Lear played for Temple from 1953-1956. During his time with the Owls, he averaged 19 points per game, finishing his career as the Owls’ second leading scorer. His 1,472 career points currently ranks No. 17 in program history.

“The entire Temple University community mourns the loss of Hal Lear,” Athletics Director Pat Kraft said in a university-released statement. “Hal was an All-American on the court, and, with Guy Rodgers, part of the greatest backcourt in Philadelphia basketball history. More importantly, though, he was truly a great man, and beloved by all. Our thoughts and prayers are with his wife Maggie and the entire Lear family at this time.”

He is one of four players to have their jerseys retired at Temple, thanks to his 745 points during his senior season, a single-season program record. Lear helped lead the Owls to a 27-4 record. The Owls reached the Final Four and earned a national ranking for the first time in the 1955-1956 season.

Lear’s 80 points in two games including 48 in the Owls’ third place game victory, earned him the 1956 Final Four Most Valuable Player award. He also earned first team all-District honors in his senior season.

“If, like me, you think the greatest decade in Philly’s great hoops history was the ’50s, Hal Lear was one of its last touchstones,” Inquirer writer Frank Fitzpatrick tweeted Sunday afternoon.

“Long live the king,” freelance columnist and author Bijan C. Bayne tweeted.

The Philadelphia Warriors drafted the Overbrook High School alum with the seventh pick in the 1956 NBA Draft. Lear played most of his professional basketball in the Eastern League, where he was named to the league’s All-Time team during its 50th anniversary season.

“Hal Lear was not only one of the greatest players, but one of the greatest people in Temple basketball history,” men’s basketball coach Fran Dunphy said in a university-released statement. “He personified class in every way, was a loving husband, father and grandfather. He is someone that will be remembered for his great feats on the court and how he handled himself with grace off it. A great man has left us.”

When the Owls announced they would retire his number, Lear first reflected on his education, an important aspect of his time at Temple.
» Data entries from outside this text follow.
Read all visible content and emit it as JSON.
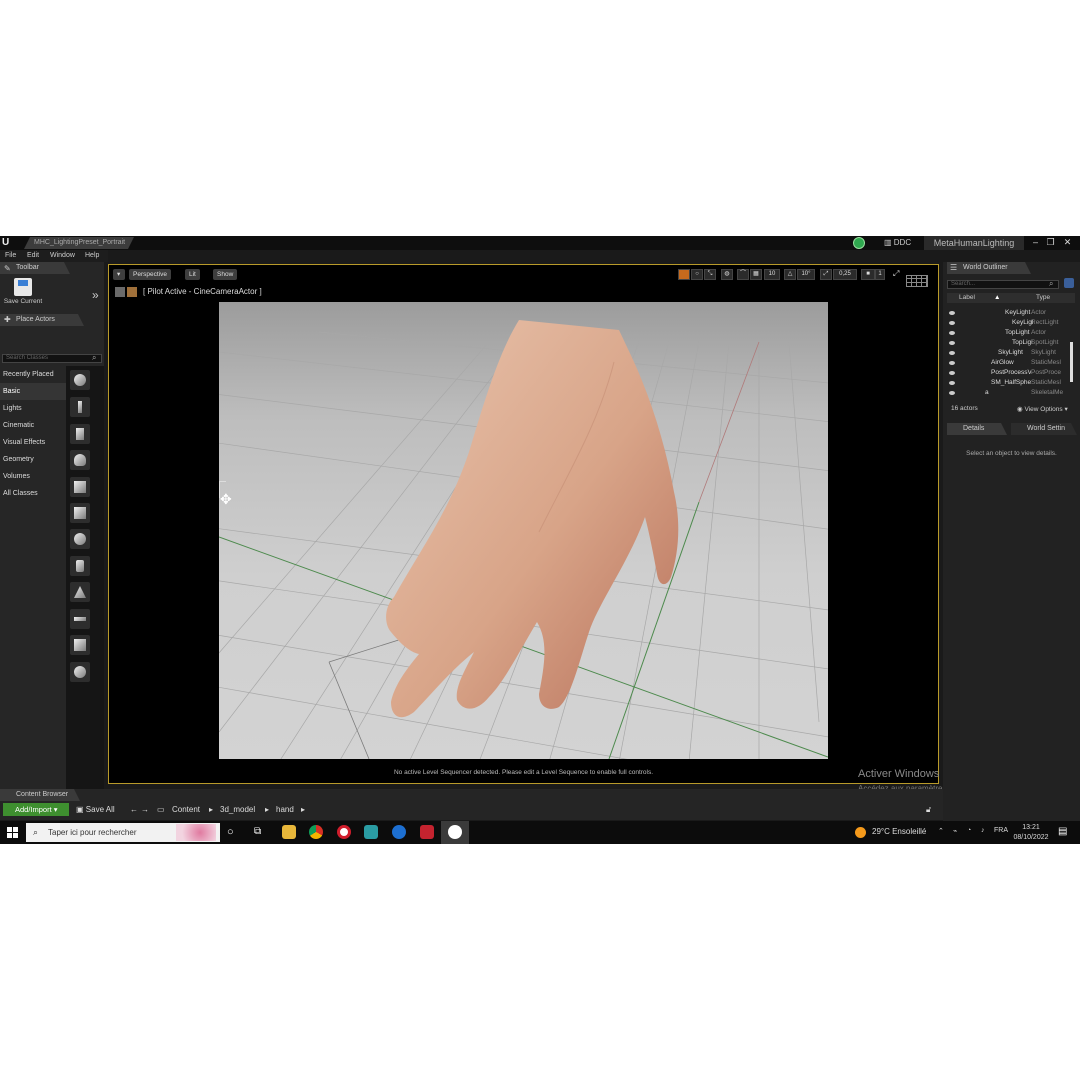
{
  "window": {
    "document_tab": "MHC_LightingPreset_Portrait",
    "ddc_label": "DDC",
    "project_title": "MetaHumanLighting",
    "controls": [
      "–",
      "❐",
      "✕"
    ]
  },
  "menu": [
    "File",
    "Edit",
    "Window",
    "Help"
  ],
  "left_panel": {
    "toolbar_tab": "Toolbar",
    "save_current": "Save Current",
    "place_actors_tab": "Place Actors",
    "search_placeholder": "Search Classes",
    "categories": [
      "Recently Placed",
      "Basic",
      "Lights",
      "Cinematic",
      "Visual Effects",
      "Geometry",
      "Volumes",
      "All Classes"
    ],
    "active_category": "Basic"
  },
  "viewport": {
    "perspective_label": "Perspective",
    "lit_label": "Lit",
    "show_label": "Show",
    "snap_grid": "10",
    "snap_rotation": "10°",
    "snap_scale": "0,25",
    "camera_speed": "1",
    "pilot_text": "[ Pilot Active - CineCameraActor ]",
    "sequencer_message": "No active Level Sequencer detected. Please edit a Level Sequence to enable full controls."
  },
  "watermark": {
    "title": "Activer Windows",
    "subtitle": "Accédez aux paramètres pour activer Windows."
  },
  "world_outliner": {
    "tab": "World Outliner",
    "search_placeholder": "Search...",
    "col_label": "Label",
    "col_type": "Type",
    "rows": [
      {
        "label": "KeyLight",
        "type": "Actor"
      },
      {
        "label": "KeyLigl",
        "type": "RectLight"
      },
      {
        "label": "TopLight",
        "type": "Actor"
      },
      {
        "label": "TopLigl",
        "type": "SpotLight"
      },
      {
        "label": "SkyLight",
        "type": "SkyLight"
      },
      {
        "label": "AirGlow",
        "type": "StaticMesl"
      },
      {
        "label": "PostProcessV",
        "type": "PostProce"
      },
      {
        "label": "SM_HalfSpher",
        "type": "StaticMesl"
      },
      {
        "label": "a",
        "type": "SkeletalMe"
      }
    ],
    "actor_count": "16 actors",
    "view_options": "View Options"
  },
  "details": {
    "tab": "Details",
    "world_settings_tab": "World Settin",
    "empty_message": "Select an object to view details."
  },
  "content_browser": {
    "tab": "Content Browser",
    "add_import": "Add/Import",
    "save_all": "Save All",
    "path": [
      "Content",
      "3d_model",
      "hand"
    ]
  },
  "taskbar": {
    "search_placeholder": "Taper ici pour rechercher",
    "weather": "29°C  Ensoleillé",
    "language": "FRA",
    "time": "13:21",
    "date": "08/10/2022"
  },
  "colors": {
    "accent_green": "#3e8f2f",
    "viewport_border": "#b89a2a",
    "panel_bg": "#262626"
  }
}
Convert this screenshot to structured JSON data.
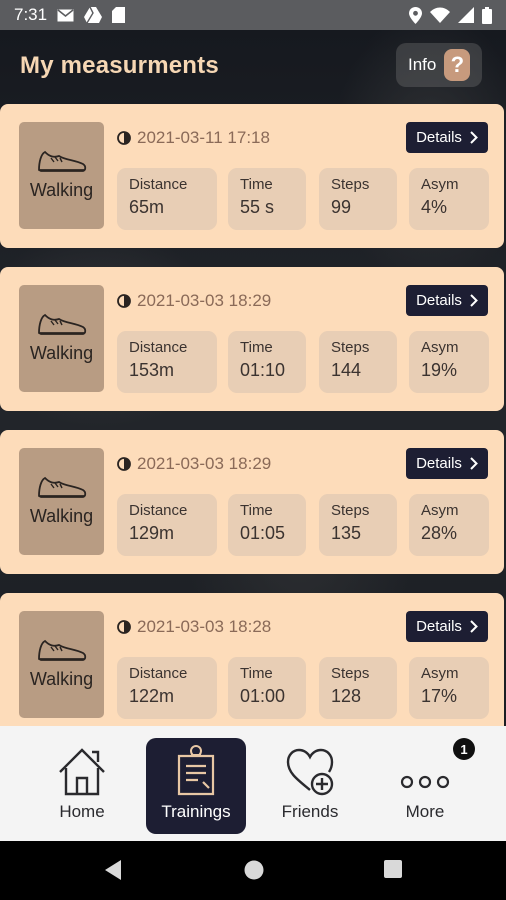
{
  "status_bar": {
    "time": "7:31"
  },
  "header": {
    "title": "My measurments",
    "info_label": "Info",
    "info_icon": "?"
  },
  "colors": {
    "accent": "#1d1e33",
    "card": "#fddcba",
    "activity_box": "#b89c83",
    "stat_box": "#e8ceb5",
    "title": "#f6d7b4"
  },
  "measurements": [
    {
      "activity": "Walking",
      "datetime": "2021-03-11 17:18",
      "details_label": "Details",
      "stats": [
        {
          "label": "Distance",
          "value": "65m"
        },
        {
          "label": "Time",
          "value": "55 s"
        },
        {
          "label": "Steps",
          "value": "99"
        },
        {
          "label": "Asym",
          "value": "4%"
        }
      ]
    },
    {
      "activity": "Walking",
      "datetime": "2021-03-03 18:29",
      "details_label": "Details",
      "stats": [
        {
          "label": "Distance",
          "value": "153m"
        },
        {
          "label": "Time",
          "value": "01:10"
        },
        {
          "label": "Steps",
          "value": "144"
        },
        {
          "label": "Asym",
          "value": "19%"
        }
      ]
    },
    {
      "activity": "Walking",
      "datetime": "2021-03-03 18:29",
      "details_label": "Details",
      "stats": [
        {
          "label": "Distance",
          "value": "129m"
        },
        {
          "label": "Time",
          "value": "01:05"
        },
        {
          "label": "Steps",
          "value": "135"
        },
        {
          "label": "Asym",
          "value": "28%"
        }
      ]
    },
    {
      "activity": "Walking",
      "datetime": "2021-03-03 18:28",
      "details_label": "Details",
      "stats": [
        {
          "label": "Distance",
          "value": "122m"
        },
        {
          "label": "Time",
          "value": "01:00"
        },
        {
          "label": "Steps",
          "value": "128"
        },
        {
          "label": "Asym",
          "value": "17%"
        }
      ]
    }
  ],
  "bottom_nav": {
    "items": [
      {
        "label": "Home",
        "icon": "home-icon"
      },
      {
        "label": "Trainings",
        "icon": "clipboard-icon",
        "active": true
      },
      {
        "label": "Friends",
        "icon": "heart-plus-icon"
      },
      {
        "label": "More",
        "icon": "more-dots-icon",
        "badge": "1"
      }
    ]
  }
}
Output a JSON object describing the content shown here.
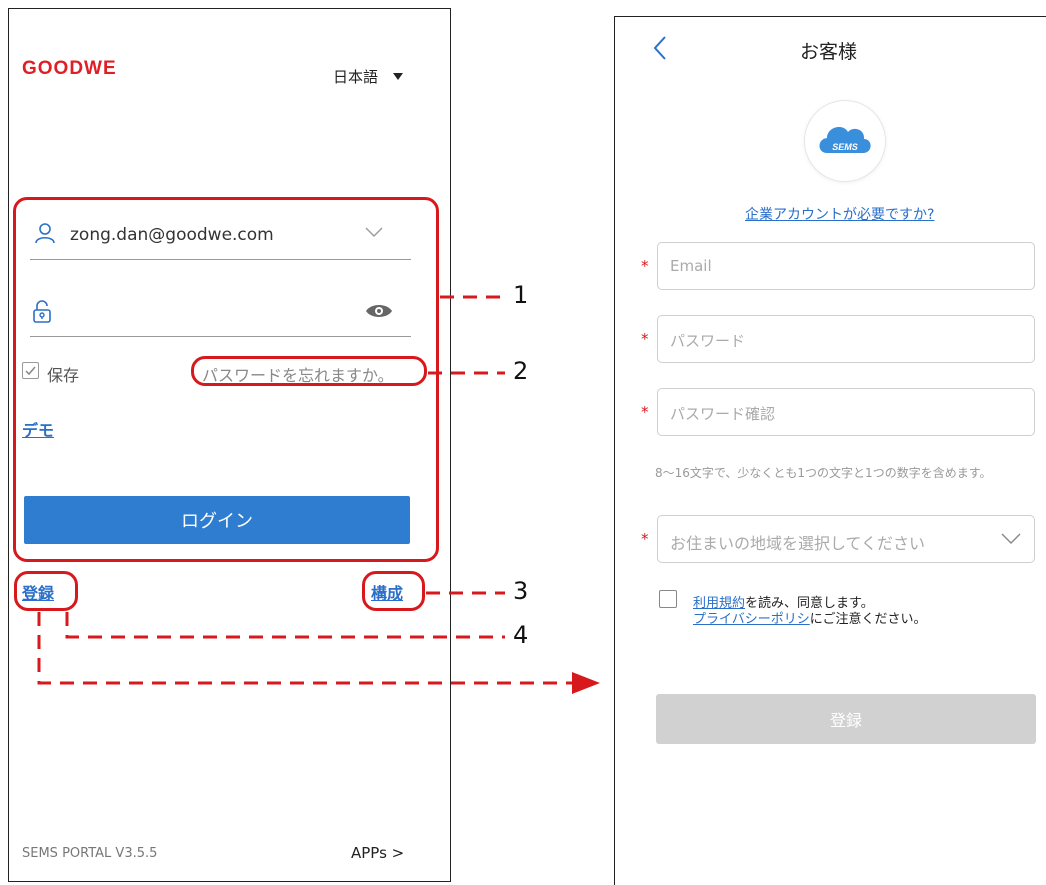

“I am grateful for this honor, but more importantly I feel so privileged to have gone to Temple,” Lear said before Temple retired his No. 6 on Jan. 30, 2013. “Education is so important and I was well educated at Temple. The most important award I received when I left Temple was being named the team’s Outstanding Scholar Athlete. That means the most to me. When I look back on my time there I remember the many people who I met and who have gone on to achieve in life in so many ways.”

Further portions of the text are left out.